Некоторое время Газданов молчал. Затем, подойдя к креслу, в котором сидела Анна, опустился возле него на колени, и молодая женщина, повернувшись, испуганно посмотрела на него:
— Князь! Что вы делаете, к чему такие жесты? Прошу вас, встаньте…
— И все-таки мы на «вы», — грустно улыбнулся Газданов. — Стало быть, я все еще наказан?
— Сандро! Господь с вами… с тобой! — Анна схватилась за голову. — Бог мой, да за что же мне все это… Поднимись немедленно, хватит ломать комедию, как тебе не стыдно, право?!

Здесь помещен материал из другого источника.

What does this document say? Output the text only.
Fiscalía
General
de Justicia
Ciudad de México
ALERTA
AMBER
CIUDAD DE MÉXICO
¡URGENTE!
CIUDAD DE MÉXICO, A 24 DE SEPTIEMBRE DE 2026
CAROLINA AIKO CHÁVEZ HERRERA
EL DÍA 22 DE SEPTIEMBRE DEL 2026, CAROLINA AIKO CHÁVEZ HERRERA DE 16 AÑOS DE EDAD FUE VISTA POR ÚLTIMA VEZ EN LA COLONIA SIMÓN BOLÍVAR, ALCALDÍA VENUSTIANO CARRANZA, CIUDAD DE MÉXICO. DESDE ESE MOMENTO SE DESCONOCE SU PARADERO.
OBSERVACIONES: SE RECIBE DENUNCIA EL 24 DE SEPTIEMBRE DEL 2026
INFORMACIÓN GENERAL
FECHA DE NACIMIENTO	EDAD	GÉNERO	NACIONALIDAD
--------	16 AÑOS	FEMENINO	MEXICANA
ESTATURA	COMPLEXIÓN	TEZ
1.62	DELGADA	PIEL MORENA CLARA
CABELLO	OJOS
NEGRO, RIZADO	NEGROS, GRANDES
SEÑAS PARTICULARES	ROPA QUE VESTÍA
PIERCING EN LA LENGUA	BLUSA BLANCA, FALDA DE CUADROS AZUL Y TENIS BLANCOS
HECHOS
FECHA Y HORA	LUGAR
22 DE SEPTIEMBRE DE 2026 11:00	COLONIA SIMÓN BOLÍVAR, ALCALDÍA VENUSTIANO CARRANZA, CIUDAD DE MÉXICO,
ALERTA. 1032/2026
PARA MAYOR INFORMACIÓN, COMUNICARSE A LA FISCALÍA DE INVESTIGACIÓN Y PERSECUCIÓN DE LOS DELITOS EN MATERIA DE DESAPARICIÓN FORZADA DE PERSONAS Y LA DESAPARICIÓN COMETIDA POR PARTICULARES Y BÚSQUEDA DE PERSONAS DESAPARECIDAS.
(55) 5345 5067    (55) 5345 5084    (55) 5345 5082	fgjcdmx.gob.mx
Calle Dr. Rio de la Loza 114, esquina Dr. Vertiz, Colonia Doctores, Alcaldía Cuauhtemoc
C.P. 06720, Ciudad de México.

— Очень стыдно, потому и не встану. — Черные глаза спокойно и серьезно смотрели на нее. — Аня, я целый день думал о том, что наговорил тебе ночью. Поверь, я не хотел. Я никогда прежде не позволял себе подобного с женщинами и до сих пор не понимаю, почему все так вышло… Я рад бы думать, что был пьян. Это могло б меня извинить… хотя бы в твоих глазах, как того сопливого корнета… Но пьяным я не бываю никогда. Налицо банальная потеря головы… и вообще всяческого здравого смысла. Другого объяснения я не вижу. Аня, я люблю тебя. И прошу твоей руки. Я мог бы, разумеется, сказать, что мне безразлична собственная карьера, что не имеет значения то, что станут говорить в свете, и то, что я пренебрегу недовольством государя… Но ты умная женщина, и тебя такие пафосные пассажи не обманут. Все это, безусловно, не пустяки. Однако… наверное, для всякого человека рано или поздно приходит время, когда он выбирает то, что для него важнее, то, что имеет больший смысл. Ты и твоя любовь для меня сейчас важнее всего на свете.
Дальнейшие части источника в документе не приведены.